Communicating about the need for higher inflation is also complicated by many Americans viewing it as a bad thing. That’s what Fed officials heard during a nationwide listening tour last year as part of their strategy review: higher prices hurt low-income families unless matched by increased wages.

Work in Progress
In terms of tweaks to strategy, Fed Vice Chairman Richard Clarida said on Aug. 31 there are three things that need further work: How they talk about changes to their policy rate in the future, or forward guidance; how they talk about their balance sheet and bond buying; and how they refine their quarterly forecasts, a task he said would likely be done by the end of the year.

Minutes from the July meeting showed officials discussed tying their interest-rate guidance in the FOMC statement to reaching their goals for inflation, unemployment, or both, and possibly rephrasing their justification of asset purchases in terms of stimulating the economy rather than “to sustain smooth market functioning.” That’s the current explanation, and a change would probably extend the expected time frame for purchases.
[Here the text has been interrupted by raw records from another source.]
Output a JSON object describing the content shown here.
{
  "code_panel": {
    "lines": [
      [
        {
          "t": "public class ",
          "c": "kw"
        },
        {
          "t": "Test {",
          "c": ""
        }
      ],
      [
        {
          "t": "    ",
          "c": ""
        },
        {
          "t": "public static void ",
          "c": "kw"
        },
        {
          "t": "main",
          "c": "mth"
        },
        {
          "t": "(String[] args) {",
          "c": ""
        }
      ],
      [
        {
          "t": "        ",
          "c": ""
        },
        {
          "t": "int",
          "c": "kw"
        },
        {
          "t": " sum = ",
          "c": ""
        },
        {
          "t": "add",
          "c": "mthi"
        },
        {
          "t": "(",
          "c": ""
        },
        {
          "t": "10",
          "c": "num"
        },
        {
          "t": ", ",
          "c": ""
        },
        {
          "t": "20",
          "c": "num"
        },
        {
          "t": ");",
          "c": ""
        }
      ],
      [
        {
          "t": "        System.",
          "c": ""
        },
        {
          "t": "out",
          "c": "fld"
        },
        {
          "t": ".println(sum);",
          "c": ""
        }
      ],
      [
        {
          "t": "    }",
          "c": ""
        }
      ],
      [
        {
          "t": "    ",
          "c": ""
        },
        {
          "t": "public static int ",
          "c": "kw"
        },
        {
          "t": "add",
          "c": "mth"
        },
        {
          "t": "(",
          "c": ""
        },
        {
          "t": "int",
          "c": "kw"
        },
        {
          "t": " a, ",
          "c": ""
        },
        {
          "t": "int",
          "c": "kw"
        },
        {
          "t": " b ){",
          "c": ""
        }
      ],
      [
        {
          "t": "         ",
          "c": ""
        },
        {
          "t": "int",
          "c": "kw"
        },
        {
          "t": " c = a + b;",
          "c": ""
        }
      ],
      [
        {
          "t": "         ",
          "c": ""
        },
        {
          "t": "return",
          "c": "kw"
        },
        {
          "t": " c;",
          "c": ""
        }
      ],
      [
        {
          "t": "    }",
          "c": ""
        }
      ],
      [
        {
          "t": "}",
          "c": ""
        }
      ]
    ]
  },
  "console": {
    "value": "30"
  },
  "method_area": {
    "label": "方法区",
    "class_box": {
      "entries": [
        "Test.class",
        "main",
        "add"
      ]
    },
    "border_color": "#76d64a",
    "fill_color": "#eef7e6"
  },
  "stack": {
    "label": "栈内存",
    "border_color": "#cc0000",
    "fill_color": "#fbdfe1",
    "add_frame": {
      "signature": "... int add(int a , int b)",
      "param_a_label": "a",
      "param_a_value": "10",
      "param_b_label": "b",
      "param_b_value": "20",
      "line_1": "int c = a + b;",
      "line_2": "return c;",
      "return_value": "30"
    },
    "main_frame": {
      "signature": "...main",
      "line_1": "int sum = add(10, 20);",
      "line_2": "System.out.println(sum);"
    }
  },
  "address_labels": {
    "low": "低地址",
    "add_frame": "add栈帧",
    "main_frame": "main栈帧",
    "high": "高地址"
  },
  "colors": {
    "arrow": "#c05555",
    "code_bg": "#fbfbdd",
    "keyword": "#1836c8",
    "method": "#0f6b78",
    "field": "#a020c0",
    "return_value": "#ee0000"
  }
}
But curiously, there seems to be no hurry. John Williams, the New York Fed president, said the central bank needs a reliable forecast before it changes its rate outlook.

Forward Guidance
A Bloomberg survey of economists conducted Sept. 4-10 showed most respondents expect the Fed to clarify its guidance in coming months by signaling that future rate hikes will be linked to reaching 2% inflation on average. But just 35% said they expected such new guidance would be unveiled this week.

Economists put a lot of weight on beliefs, or “credible commitments” by the central bank. Because this is a new commitment, it is going to be hard to just move those expectations with words alone, said William English, a former director of the Fed’s Division of Monetary Affairs.

“In terms of making this change credible and built into expectations of markets and the public, it’s going to take time,” said English, who is now a professor at the Yale School of Management. “It may take a couple business cycles before they have really credibly shown this is what they’re going to do. That’s going to be a project.”